When using spiders, the only results are the data they extract. What the data can tell you and how it can be used is important, and there are many ways to use spiders and website data other than what’s described above. The main point is that it’s up to the business or user to analyze this data, and this could involve extensive human resources. Most Website Monitoring companies use spiders, but the value of these providers is that they have many automated processes, and may also use manual resources, on website data to provide site analysis.
With Merchant Website Monitoring the merchant services business requests one-time or ongoing monitoring for merchants they underwrite or are considering underwriting. If there is any inclination of illegal or prohibited activities the merchant services business will receive an immediate alert. The business may also receive monthly or quarterly reports for each of the merchants being surveyed or monitored.

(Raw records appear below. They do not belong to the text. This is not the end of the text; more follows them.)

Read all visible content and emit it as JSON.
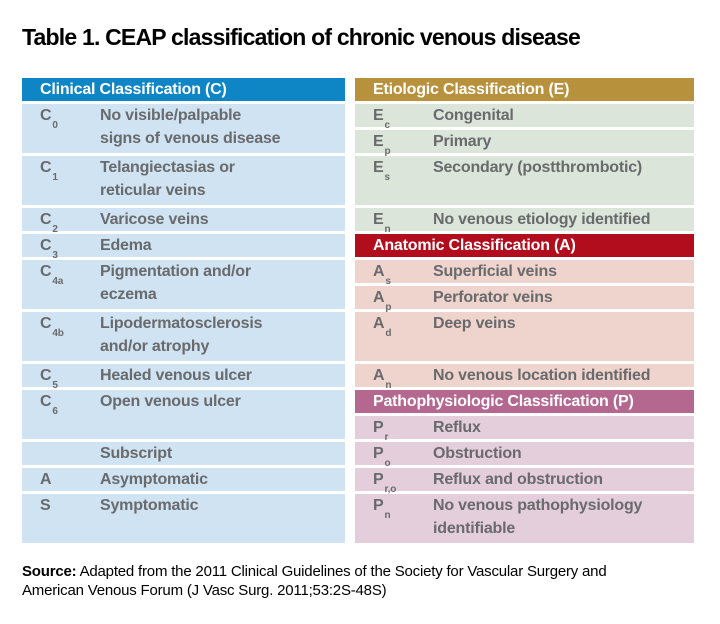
{
  "title": "Table 1. CEAP classification of chronic venous disease",
  "colors": {
    "page_bg": "#ffffff",
    "cell_text": "#696a6c",
    "header_text": "#ffffff",
    "title_text": "#000000",
    "clinical_header_bg": "#0e86c6",
    "clinical_row_bg": "#d0e3f2",
    "etiologic_header_bg": "#b7913b",
    "etiologic_row_bg": "#dbe5da",
    "anatomic_header_bg": "#b20d1d",
    "anatomic_row_bg": "#efd4ce",
    "pathophysiologic_header_bg": "#b4688f",
    "pathophysiologic_row_bg": "#e5cedc"
  },
  "table": {
    "columns": [
      {
        "name": "clinical-column",
        "sections": [
          {
            "header_label": "Clinical Classification (C)",
            "header_bg": "#0e86c6",
            "row_bg": "#d0e3f2",
            "rows": [
              {
                "label": "C",
                "sub": "0",
                "text": "No visible/palpable\nsigns of venous disease",
                "units": 2
              },
              {
                "label": "C",
                "sub": "1",
                "text": "Telangiectasias or\nreticular veins",
                "units": 2
              },
              {
                "label": "C",
                "sub": "2",
                "text": "Varicose veins",
                "units": 1
              },
              {
                "label": "C",
                "sub": "3",
                "text": "Edema",
                "units": 1
              },
              {
                "label": "C",
                "sub": "4a",
                "text": "Pigmentation and/or\neczema",
                "units": 2
              },
              {
                "label": "C",
                "sub": "4b",
                "text": "Lipodermatosclerosis\nand/or atrophy",
                "units": 2
              },
              {
                "label": "C",
                "sub": "5",
                "text": "Healed venous ulcer",
                "units": 1
              },
              {
                "label": "C",
                "sub": "6",
                "text": "Open venous ulcer",
                "units": 2
              },
              {
                "label": "",
                "sub": "",
                "text": "Subscript",
                "units": 1
              },
              {
                "label": "A",
                "sub": "",
                "text": "Asymptomatic",
                "units": 1
              },
              {
                "label": "S",
                "sub": "",
                "text": "Symptomatic",
                "units": 2
              }
            ]
          }
        ]
      },
      {
        "name": "etiologic-anatomic-pathophysiologic-column",
        "sections": [
          {
            "header_label": "Etiologic Classification (E)",
            "header_bg": "#b7913b",
            "row_bg": "#dbe5da",
            "rows": [
              {
                "label": "E",
                "sub": "c",
                "text": "Congenital",
                "units": 1
              },
              {
                "label": "E",
                "sub": "p",
                "text": "Primary",
                "units": 1
              },
              {
                "label": "E",
                "sub": "s",
                "text": "Secondary (postthrombotic)",
                "units": 2
              },
              {
                "label": "E",
                "sub": "n",
                "text": "No venous etiology identified",
                "units": 1
              }
            ]
          },
          {
            "header_label": "Anatomic Classification (A)",
            "header_bg": "#b20d1d",
            "row_bg": "#efd4ce",
            "rows": [
              {
                "label": "A",
                "sub": "s",
                "text": "Superficial veins",
                "units": 1
              },
              {
                "label": "A",
                "sub": "p",
                "text": "Perforator veins",
                "units": 1
              },
              {
                "label": "A",
                "sub": "d",
                "text": "Deep veins",
                "units": 2
              },
              {
                "label": "A",
                "sub": "n",
                "text": "No venous location identified",
                "units": 1
              }
            ]
          },
          {
            "header_label": "Pathophysiologic Classification (P)",
            "header_bg": "#b4688f",
            "row_bg": "#e5cedc",
            "rows": [
              {
                "label": "P",
                "sub": "r",
                "text": "Reflux",
                "units": 1
              },
              {
                "label": "P",
                "sub": "o",
                "text": "Obstruction",
                "units": 1
              },
              {
                "label": "P",
                "sub": "r,o",
                "text": "Reflux and obstruction",
                "units": 1
              },
              {
                "label": "P",
                "sub": "n",
                "text": "No venous pathophysiology\nidentifiable",
                "units": 2
              }
            ]
          }
        ]
      }
    ]
  },
  "source": {
    "label": "Source:",
    "text": " Adapted from the 2011 Clinical Guidelines of the Society for Vascular Surgery and\nAmerican Venous Forum (J Vasc Surg. 2011;53:2S-48S)"
  }
}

If a merchant service business utilizes this service for new merchant on-boarding, merchants that sell illegal or prohibited goods, don’t meet regulatory standards, have website characteristics inconsistent with their merchant account application or don’t meet the merchant service business’ proprietary standards should not be approved for merchant accounts.
If a merchant services business uses these services to monitor existing clients than merchants that begin displaying risky behavior or not following correct procedures can be recognized and addressed immediately. For minor offenses a merchant can be given a warning and deadline to correct the issue. For serious offenses, such as selling illegal and prohibited goods, the merchant services business may elect to nullify their services agreement with the merchant as they are likely in breach of contract.